School of
Information Technology and Electrical Engineering

Speaker: Ashleigh Richardson
Seminar Date: Thu, 06/02/2020 - 15:00
Venue: 78-311 (Co-Innovation Studio)
Host: Prof Janet Wiles

Seminar Type:  PhD Confirmation Seminar


Sequence transduction involves converting variable length input sequences into output sequences of another form. While this category of problems is broad, spanning domains such as natural language processing (NLP), security, music, finance, and bioinformatics, almost all tasks that fit within this paradigm are approached using the same machine learning techniques. Neural machine learning techniques for sequence transduction have rapidly advanced in recent years, making full or partial automation of many complex tasks a reality. Neural machine translation (NMT) now allows many people who do not speak a mutual language to communicate effectively. Text-to-speech and speech-to-text systems have altered the ways in which we interact with technology. Music generation and transcription technology now assists many artists in the creative process. Sequence transduction advances have even aided automation of tasks such as protein secondary structure prediction. However, the amount of training data required by many of these techniques often prohibits their use in low-resource settings. Improving low-resource sequence transduction, and making neural techniques more accessible to low-resource tasks, can help to reduce the systemic inequality exacerbated by differences in access to technology.  Transfer learning techniques are emerging to reduce or shift data requirements by inferring additional knowledge from related or unrelated data, but there is a lot of conjecture involved in discriminating between, and applying them. Additionally, it is not clear where the limits of this technology lie, and whether there are ways to further shift or even eliminate some of the data requirements for neural sequence transduction. This work aims to guide research in low-resource neural sequence transduction via four studies. The first three studies investigate the effects of dataset sizes, neural architectures, and relatedness of auxiliary tasks in three transfer learning paradigms for NLP, with a focus on NMT; pre-training, multitask learning, and semi-supervised / unsupervised learning respectively. The final study will generalise these results to other sequence transduction tasks, using information gleaned from earlier studies to guide methodology.
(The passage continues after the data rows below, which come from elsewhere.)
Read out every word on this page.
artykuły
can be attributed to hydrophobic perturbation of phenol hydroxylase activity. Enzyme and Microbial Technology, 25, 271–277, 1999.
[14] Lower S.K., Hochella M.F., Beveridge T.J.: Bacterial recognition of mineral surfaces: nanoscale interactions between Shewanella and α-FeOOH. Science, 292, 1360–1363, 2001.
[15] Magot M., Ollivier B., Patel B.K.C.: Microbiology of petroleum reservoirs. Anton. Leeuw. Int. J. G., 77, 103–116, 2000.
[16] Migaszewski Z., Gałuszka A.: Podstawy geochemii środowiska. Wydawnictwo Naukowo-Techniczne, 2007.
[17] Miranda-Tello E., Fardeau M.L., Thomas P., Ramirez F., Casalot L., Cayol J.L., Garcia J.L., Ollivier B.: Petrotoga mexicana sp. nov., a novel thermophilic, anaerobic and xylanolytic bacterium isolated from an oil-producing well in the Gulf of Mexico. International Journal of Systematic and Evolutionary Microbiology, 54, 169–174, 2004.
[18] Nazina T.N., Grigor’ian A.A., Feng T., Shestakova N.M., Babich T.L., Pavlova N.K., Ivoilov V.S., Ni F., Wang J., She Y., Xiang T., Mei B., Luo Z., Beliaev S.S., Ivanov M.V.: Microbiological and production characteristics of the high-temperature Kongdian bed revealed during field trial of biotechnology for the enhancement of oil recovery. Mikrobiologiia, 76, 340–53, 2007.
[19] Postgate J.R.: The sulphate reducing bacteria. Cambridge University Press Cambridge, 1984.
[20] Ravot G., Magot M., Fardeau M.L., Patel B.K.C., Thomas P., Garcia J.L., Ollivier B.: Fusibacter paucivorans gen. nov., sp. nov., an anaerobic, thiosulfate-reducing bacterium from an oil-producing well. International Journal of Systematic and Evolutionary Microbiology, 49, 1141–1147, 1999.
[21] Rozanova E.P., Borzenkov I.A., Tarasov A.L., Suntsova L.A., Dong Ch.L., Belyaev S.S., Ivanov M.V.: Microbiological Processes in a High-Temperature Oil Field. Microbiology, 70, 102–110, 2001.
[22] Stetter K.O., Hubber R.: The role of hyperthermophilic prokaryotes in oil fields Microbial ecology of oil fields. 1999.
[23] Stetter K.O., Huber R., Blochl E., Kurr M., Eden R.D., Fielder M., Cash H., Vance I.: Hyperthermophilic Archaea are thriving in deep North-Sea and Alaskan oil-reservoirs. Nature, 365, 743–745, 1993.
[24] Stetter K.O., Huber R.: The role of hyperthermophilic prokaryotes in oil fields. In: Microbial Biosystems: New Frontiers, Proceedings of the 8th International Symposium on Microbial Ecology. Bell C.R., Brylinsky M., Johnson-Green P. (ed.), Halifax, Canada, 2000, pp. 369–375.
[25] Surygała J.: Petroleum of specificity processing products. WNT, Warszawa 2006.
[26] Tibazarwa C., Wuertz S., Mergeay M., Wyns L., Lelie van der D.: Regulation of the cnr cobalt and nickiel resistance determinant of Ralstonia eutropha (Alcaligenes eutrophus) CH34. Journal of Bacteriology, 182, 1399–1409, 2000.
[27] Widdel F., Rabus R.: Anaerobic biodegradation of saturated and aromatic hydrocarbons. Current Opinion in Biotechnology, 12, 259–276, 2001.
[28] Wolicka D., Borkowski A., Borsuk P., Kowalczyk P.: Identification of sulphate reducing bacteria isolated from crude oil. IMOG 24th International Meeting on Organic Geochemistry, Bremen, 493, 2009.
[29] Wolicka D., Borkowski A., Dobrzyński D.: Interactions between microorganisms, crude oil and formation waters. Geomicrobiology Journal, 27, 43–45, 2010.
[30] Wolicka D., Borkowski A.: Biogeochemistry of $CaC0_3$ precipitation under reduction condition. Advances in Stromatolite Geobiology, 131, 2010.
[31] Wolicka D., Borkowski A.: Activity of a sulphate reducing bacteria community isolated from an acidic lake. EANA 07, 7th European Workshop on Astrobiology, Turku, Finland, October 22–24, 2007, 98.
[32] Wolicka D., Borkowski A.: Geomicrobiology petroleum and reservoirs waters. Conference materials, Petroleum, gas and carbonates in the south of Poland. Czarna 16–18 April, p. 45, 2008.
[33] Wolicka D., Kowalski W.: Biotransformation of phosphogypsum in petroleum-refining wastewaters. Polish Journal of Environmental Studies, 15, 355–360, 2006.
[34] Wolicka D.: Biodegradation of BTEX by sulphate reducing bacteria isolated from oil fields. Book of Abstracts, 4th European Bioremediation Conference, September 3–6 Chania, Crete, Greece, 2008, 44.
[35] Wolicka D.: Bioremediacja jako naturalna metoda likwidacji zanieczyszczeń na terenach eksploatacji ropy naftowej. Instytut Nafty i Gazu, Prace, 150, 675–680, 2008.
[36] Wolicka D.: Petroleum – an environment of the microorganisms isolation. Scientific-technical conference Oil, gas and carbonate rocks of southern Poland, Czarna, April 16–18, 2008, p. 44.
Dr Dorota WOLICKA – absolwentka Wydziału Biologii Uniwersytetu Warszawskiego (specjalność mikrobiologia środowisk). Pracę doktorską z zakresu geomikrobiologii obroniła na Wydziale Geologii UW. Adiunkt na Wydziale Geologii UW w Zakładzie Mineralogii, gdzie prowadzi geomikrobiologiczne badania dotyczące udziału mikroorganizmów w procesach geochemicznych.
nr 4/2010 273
Ashleigh Richardson is a PhD student in the co-innovation group in the School of Information Technology and Electrical Engineering at the University of Queensland. Her supervisors are Prof. Janet Wiles and Assoc. Prof. Marcus Gallagher. Ashleigh received her BE (Hons) in Software Engineering from the University of Queensland in 2018. Her research interests include sequence transduction, natural language processing, machine learning for creativity, and machine learning for low-resource applications. Her research work focuses on guiding the design of low-resource machine learning systems for use in real-world applications.